ARRÊT : Réputé contradictoire, prononcé par Monsieur Bernard CUNIN, Président, à l’audience publique du 09 Novembre 2011, conformément à l’article 452 du Code de Procédure Civile ;
signé par Monsieur Bernard CUNIN, Président, et par Madame Caroline HUSSON, greffier présent lors du prononcé ;
Copie exécutoire délivrée le à
Copie délivrée le à
EXPOSE DU LITIGE
La société Fleurs et Tendances, qui exploitait un fonds de commerce de vente de fleurs au détail à Nancy, Passage Bleu, a décidé d’ouvrir un autre fonds à Vand’uvre les Nancy, 8 G H.
Elle a ouvert en mai 2006 auprès de la Caisse d’Epargne Z Champagne un compte professionnel assorti d’une facilité de caisse de 5.000 euros.
Un chèque d’un montant de 58.250 euros a été déposé le 18 octobre 2006, mais est revenu impayé. Le compte de la société Fleurs et Tendances a alors présenté un solde débiteur qui s’est élevé au 31 août 2007 à la somme de 67.794,87 euros. Cette société a fait des offres de règlement qui n’ont pas été suivies d’effet.
La Caisse d’Epargne a alors dénoncé, par lettre du 23 octobre 2007 les autorisations de découvert et de concours financiers qu’elle lui avait consentis et a fait inscrire le 4 janvier 2008 un nantissement sur le fonds de commerce de Nancy.
Elle a alors appris que la société Fleurs et Tendances avait transféré le 6 novembre 2007 son siège social à Nancy, XXX, et que les deux fonds de commerce avaient été cédés, celui de Vand’uvre à une société BBE et celui de Nancy à une société MS, sans que les publicités légales n’aient été effectuées.

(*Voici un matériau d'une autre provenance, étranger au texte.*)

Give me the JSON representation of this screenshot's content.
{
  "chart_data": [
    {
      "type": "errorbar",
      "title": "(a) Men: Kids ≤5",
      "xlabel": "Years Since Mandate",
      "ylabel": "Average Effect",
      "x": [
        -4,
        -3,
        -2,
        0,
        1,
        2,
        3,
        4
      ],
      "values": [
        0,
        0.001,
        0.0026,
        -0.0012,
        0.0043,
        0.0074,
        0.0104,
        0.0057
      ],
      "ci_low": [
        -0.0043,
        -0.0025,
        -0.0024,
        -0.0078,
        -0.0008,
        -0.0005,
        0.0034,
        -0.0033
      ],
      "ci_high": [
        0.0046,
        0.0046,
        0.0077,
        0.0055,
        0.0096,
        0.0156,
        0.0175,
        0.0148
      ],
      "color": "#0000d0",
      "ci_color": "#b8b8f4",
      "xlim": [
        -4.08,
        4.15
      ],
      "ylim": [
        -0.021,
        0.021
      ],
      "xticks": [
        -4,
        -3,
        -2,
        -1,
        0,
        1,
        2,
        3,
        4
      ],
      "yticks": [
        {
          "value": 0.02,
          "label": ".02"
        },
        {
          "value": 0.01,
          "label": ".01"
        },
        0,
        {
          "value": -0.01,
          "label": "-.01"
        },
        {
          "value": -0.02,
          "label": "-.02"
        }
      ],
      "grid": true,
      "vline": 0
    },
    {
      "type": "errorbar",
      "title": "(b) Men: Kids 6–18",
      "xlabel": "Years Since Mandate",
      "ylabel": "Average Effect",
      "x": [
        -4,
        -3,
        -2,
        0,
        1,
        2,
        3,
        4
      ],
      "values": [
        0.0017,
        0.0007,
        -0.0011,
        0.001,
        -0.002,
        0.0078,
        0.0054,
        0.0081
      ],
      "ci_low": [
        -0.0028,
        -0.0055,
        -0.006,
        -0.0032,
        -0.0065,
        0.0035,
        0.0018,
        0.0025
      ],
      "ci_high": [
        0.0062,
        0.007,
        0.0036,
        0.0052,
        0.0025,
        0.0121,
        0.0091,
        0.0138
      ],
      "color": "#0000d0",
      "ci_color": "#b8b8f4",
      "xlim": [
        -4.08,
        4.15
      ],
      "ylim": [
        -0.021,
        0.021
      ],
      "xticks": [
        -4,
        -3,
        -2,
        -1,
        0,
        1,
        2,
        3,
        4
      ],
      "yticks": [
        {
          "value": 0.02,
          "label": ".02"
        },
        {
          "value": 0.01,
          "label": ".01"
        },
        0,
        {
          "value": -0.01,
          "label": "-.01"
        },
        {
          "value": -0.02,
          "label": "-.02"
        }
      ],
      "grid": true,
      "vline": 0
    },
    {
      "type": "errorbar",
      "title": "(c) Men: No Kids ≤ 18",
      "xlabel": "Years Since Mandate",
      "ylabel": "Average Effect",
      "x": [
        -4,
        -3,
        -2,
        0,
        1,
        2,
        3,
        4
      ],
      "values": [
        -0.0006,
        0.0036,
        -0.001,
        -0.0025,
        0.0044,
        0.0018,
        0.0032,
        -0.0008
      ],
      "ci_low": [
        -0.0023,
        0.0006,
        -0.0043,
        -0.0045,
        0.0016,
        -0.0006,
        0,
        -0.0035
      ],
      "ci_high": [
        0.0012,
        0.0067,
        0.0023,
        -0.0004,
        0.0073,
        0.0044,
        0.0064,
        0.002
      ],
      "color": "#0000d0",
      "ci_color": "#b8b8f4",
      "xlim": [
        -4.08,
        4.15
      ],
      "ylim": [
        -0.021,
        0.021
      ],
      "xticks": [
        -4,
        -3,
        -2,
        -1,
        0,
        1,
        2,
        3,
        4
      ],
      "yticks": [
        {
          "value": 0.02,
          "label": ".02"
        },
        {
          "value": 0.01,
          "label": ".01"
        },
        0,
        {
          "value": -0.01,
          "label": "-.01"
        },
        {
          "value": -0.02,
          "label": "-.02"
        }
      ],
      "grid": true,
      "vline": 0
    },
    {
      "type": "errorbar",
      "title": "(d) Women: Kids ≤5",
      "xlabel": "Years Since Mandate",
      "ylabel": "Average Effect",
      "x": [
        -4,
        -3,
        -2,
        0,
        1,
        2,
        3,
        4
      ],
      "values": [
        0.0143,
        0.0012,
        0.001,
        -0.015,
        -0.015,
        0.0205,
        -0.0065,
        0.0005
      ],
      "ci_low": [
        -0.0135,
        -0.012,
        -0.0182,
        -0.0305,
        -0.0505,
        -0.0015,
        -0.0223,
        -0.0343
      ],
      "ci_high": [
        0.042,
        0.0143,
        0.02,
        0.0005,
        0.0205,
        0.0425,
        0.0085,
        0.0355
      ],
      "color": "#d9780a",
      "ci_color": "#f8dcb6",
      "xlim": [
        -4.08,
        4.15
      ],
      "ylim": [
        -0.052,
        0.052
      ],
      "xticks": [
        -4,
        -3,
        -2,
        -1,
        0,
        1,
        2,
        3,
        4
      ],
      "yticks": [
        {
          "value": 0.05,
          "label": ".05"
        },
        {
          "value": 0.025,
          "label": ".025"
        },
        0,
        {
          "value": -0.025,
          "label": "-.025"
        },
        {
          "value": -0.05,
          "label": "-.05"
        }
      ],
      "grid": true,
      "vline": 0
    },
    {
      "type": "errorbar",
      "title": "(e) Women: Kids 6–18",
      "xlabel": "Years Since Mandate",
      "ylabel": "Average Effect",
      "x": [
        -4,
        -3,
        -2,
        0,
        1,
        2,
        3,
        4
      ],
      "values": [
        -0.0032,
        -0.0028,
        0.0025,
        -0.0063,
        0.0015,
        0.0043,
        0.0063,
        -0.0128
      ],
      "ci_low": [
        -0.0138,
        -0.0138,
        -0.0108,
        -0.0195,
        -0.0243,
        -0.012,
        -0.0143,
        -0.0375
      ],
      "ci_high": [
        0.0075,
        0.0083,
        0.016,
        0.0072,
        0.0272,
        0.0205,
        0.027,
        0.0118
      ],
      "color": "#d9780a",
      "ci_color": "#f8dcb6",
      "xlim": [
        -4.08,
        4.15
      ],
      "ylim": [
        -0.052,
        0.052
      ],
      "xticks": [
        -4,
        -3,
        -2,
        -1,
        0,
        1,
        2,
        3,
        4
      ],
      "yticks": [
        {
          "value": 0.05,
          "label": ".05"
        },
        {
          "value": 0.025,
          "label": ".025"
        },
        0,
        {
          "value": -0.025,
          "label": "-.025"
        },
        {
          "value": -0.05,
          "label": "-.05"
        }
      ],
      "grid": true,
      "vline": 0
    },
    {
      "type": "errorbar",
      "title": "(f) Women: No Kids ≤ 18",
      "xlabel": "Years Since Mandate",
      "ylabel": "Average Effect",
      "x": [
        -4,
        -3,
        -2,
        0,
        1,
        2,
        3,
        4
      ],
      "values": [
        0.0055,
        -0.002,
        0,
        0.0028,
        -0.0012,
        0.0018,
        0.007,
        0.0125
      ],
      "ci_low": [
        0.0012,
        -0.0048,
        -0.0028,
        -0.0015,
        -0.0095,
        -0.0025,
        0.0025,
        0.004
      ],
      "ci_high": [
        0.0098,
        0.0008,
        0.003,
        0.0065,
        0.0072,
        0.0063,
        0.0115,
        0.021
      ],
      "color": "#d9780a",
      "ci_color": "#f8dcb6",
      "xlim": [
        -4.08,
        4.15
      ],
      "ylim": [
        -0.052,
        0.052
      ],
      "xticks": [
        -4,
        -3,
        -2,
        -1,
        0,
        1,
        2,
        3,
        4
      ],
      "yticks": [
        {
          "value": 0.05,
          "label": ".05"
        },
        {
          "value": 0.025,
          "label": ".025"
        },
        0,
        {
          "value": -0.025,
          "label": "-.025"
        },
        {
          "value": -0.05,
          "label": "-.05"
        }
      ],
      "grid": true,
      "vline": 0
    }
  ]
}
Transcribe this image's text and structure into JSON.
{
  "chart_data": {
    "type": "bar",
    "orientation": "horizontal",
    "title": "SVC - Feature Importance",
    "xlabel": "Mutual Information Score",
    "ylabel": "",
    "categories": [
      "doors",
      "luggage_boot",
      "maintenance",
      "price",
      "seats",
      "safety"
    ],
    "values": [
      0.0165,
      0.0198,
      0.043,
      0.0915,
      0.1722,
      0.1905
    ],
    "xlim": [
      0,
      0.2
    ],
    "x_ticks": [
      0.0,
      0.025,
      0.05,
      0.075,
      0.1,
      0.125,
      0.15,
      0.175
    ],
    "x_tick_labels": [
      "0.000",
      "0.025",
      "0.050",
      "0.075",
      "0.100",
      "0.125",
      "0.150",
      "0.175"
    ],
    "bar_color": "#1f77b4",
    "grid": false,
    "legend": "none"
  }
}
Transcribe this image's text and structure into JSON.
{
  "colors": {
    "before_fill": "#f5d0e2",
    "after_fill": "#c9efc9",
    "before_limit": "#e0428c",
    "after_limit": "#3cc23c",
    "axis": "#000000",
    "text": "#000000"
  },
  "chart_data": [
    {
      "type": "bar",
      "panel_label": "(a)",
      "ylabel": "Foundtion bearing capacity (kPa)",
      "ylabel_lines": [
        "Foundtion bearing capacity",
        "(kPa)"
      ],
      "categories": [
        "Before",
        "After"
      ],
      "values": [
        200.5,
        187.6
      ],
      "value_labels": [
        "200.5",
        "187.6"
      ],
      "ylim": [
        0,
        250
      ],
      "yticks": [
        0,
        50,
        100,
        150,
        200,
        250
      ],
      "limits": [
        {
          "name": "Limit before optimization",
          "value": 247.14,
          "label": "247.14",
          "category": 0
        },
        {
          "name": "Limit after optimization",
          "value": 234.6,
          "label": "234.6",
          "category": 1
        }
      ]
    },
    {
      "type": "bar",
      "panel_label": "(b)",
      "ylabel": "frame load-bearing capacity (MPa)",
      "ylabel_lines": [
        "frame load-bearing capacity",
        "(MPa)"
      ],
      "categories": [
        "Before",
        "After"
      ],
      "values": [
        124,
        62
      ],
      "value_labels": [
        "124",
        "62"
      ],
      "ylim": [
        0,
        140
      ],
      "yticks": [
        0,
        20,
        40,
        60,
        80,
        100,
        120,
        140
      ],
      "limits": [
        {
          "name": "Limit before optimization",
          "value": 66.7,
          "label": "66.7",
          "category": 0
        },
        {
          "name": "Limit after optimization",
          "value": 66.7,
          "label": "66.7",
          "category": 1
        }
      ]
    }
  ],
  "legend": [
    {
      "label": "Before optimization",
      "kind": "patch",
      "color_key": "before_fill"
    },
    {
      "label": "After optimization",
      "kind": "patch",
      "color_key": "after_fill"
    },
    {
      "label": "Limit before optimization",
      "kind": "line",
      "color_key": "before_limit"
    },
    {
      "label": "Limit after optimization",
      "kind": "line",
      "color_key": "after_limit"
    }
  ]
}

Elle a fait assigner les sociétés Fleurs et Tendances, BBE et MS pour obtenir leur condamnation à lui payer la somme de 67.794,87 euros avec intérêts au taux conventionnel à compter du 23 octobre 2007.
Par jugement en date du 8 décembre 2009, le Tribunal de commerce de Nancy a condamné solidairement la société Fleurs et Tendances et l’EURL BBE à payer à la Caisse d’Epargne la somme de 67.794,87 euros avec intérêts au taux légal à compter du 30 décembre 2007 et a mis hors de cause la société MS.
La Caisse d’Epargne a relevé appel de ce jugement et demande à la Cour de l’infirmer en fixant au passif de la société Fleurs et Tendances la somme de 72.142,74 euros et en condamnant solidairement les sociétés BBE et MS à lui verser la somme de 73.985,07 euros, avec intérêts, arrêtée au 29 janvier 2008, outre la somme de 2.000 euros au titre de l’article 700 du code de procédure civile.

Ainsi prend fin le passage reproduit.